Complex PTSD and special populations
- Complex PTSD (ICD-11 diagnosis): Follows repeated, prolonged, or childhood trauma (abuse, domestic violence, torture). Additional features: emotional dysregulation, persistent negative self-perception, and difficulties in relationships. Requires specialist trauma-informed services — not simply a longer course of standard PTSD treatment.
- Children and young people: Offer trauma-focused CBT as first-line. Do not use drug treatment as first-line in under-18s for PTSD.
- Comorbidities: PTSD commonly co-occurs with depression (up to 50%), substance misuse, and chronic pain. Address substance misuse before or alongside PTSD treatment — substances impair trauma processing.
- Refugees and asylum seekers: High prevalence population. Consider interpreters, culturally appropriate services, and the ongoing psychosocial stressors of immigration proceedings which may limit treatment response.
Frequently asked questions
When should I refer to specialist mental health services rather than IAPT?
Refer to secondary care if there is: significant suicide risk, complex PTSD with severe functional impairment, active psychosis, inability to engage with IAPT, or failure to respond to two adequate courses of first-line psychological therapy. IAPT Talking Therapies can manage mild-to-moderate PTSD in those without high complexity.
Can I start an antidepressant while the patient is waiting for EMDR?
Yes, if there is significant comorbid depression, functional impairment, or the wait for psychological therapy is prolonged. Use sertraline or venlafaxine — note these are off-label for PTSD. Frame this as a support alongside therapy, not a replacement for it.
A patient does not want to "relive" the trauma in therapy — what are the options?
This is very common and should be acknowledged. Explain that modern trauma-focused therapies are structured and paced carefully. If they remain unwilling, venlafaxine or an SSRI can be offered as an alternative. Engage the patient in shared decision making and revisit the option of psychological therapy at a later stage.
What is the difference between PTSD and acute stress reaction?

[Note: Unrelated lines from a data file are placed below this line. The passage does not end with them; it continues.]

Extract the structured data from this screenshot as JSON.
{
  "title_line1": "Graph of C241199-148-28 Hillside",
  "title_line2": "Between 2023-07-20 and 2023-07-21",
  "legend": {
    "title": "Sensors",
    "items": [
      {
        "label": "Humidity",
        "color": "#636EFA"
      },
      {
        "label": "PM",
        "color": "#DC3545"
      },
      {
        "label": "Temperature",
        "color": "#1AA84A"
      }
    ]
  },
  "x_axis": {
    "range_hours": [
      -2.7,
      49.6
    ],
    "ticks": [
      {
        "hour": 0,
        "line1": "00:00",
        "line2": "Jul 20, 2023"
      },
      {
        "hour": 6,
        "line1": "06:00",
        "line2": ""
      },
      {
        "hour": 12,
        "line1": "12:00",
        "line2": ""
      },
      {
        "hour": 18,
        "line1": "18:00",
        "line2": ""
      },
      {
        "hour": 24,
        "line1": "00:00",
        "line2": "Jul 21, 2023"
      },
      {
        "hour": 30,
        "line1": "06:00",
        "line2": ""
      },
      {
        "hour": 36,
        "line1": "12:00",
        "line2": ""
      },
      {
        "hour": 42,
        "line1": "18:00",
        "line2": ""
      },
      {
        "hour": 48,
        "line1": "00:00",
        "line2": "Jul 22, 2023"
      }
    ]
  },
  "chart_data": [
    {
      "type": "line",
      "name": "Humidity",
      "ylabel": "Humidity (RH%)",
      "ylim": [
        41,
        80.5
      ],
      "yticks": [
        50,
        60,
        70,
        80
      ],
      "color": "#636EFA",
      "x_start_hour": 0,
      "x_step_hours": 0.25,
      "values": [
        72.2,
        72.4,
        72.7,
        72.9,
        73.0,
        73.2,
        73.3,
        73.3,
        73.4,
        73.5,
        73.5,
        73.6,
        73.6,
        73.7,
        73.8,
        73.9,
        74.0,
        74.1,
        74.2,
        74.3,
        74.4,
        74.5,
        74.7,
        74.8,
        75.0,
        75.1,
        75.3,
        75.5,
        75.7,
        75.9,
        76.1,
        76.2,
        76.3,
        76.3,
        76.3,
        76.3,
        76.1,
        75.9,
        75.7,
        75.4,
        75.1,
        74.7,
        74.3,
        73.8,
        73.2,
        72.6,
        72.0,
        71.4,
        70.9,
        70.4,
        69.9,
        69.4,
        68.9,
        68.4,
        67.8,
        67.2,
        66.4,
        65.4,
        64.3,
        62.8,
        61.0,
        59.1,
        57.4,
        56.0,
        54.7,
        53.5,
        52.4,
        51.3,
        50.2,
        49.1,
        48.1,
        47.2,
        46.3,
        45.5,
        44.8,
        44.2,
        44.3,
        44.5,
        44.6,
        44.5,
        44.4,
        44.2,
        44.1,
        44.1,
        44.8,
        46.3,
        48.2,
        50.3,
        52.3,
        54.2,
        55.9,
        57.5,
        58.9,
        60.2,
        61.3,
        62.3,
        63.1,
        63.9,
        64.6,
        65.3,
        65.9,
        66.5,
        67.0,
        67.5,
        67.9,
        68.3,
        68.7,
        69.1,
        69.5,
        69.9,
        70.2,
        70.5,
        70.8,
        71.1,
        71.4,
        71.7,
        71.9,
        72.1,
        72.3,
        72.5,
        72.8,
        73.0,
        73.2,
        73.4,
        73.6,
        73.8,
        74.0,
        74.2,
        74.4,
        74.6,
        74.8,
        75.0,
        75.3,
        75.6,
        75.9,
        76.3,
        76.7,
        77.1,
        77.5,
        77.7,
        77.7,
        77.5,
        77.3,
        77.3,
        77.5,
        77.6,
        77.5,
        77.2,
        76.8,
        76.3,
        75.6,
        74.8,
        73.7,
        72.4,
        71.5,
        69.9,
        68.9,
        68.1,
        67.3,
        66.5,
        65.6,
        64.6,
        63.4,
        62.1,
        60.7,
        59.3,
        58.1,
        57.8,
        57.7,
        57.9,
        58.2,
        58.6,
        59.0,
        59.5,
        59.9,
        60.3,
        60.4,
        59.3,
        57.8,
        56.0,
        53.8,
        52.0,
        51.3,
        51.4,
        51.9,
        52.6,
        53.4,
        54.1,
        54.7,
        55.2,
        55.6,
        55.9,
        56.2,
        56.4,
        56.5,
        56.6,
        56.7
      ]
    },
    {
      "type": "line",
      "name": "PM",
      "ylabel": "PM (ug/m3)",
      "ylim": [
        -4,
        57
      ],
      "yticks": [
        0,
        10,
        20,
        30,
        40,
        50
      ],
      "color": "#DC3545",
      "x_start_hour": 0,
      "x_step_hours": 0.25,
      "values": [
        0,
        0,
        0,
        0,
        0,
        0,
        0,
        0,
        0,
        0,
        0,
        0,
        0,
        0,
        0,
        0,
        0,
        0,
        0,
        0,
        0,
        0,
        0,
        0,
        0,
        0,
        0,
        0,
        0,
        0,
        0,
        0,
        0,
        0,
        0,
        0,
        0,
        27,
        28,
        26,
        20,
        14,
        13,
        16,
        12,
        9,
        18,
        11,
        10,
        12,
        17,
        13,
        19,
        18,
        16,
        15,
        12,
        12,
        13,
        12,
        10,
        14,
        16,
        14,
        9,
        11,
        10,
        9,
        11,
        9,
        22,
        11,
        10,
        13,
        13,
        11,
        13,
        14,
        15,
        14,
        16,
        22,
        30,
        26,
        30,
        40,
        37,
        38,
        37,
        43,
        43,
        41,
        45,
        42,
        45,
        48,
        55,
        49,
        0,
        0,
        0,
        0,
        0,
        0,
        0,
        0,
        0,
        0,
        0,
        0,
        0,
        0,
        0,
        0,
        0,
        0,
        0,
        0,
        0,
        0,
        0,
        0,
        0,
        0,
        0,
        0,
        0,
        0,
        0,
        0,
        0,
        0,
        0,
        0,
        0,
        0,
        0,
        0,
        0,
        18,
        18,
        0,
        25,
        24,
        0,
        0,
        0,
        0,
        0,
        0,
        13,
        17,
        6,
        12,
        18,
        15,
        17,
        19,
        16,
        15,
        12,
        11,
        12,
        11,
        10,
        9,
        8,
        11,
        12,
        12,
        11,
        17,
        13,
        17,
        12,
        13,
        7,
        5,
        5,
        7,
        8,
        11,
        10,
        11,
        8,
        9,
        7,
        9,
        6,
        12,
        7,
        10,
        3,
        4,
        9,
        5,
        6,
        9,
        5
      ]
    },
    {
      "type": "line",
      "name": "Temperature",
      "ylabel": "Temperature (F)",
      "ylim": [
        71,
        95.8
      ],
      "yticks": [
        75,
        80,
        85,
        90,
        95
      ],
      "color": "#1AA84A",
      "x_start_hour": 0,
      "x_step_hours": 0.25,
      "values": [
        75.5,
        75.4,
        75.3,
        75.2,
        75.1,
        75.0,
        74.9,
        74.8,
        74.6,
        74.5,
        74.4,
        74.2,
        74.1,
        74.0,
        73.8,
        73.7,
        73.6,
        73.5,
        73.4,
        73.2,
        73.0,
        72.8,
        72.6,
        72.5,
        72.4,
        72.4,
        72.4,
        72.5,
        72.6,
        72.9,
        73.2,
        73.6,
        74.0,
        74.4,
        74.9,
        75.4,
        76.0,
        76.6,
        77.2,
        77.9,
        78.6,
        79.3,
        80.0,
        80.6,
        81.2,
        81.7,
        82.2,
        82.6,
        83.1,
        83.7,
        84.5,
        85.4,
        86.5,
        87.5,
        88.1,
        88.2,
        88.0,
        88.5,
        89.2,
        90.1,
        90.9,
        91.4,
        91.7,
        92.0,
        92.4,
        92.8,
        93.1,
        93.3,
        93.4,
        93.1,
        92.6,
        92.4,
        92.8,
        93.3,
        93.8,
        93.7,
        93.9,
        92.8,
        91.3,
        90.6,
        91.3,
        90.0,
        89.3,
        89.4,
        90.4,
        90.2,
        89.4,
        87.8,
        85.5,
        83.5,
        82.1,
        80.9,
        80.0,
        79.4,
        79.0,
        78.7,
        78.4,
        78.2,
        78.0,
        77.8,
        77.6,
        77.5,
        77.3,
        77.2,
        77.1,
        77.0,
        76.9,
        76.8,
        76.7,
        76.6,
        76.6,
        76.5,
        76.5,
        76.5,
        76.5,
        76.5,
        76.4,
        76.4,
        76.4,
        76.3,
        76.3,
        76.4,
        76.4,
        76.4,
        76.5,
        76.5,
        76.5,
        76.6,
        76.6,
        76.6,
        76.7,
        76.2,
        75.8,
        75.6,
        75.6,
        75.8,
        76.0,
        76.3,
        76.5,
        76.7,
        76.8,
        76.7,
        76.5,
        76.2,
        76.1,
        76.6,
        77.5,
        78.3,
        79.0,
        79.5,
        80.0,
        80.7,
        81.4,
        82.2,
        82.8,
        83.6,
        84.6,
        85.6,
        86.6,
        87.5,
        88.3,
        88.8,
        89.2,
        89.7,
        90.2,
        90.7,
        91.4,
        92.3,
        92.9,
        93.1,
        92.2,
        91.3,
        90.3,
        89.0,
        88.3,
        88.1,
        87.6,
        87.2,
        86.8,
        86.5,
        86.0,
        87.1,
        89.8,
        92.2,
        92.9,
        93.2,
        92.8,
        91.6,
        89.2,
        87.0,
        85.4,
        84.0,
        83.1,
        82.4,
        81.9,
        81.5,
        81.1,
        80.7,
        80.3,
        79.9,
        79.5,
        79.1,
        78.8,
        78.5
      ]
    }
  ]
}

Acute stress reaction occurs within hours to days of a traumatic event, involves similar symptoms (re-experiencing, avoidance, hyperarousal), but resolves within 4 weeks. PTSD is diagnosed when symptoms persist beyond 1 month and cause significant impairment. The two can overlap but require different management approaches.
Transparency
This page is an educational, clinician-written summary of publicly available NICE guidance intended for trained healthcare professionals. It uses original wording (not copied text) and should be used alongside the full NICE source, local pathways, and clinical judgement. Doses provided are for general reference; always check the BNF/SPC.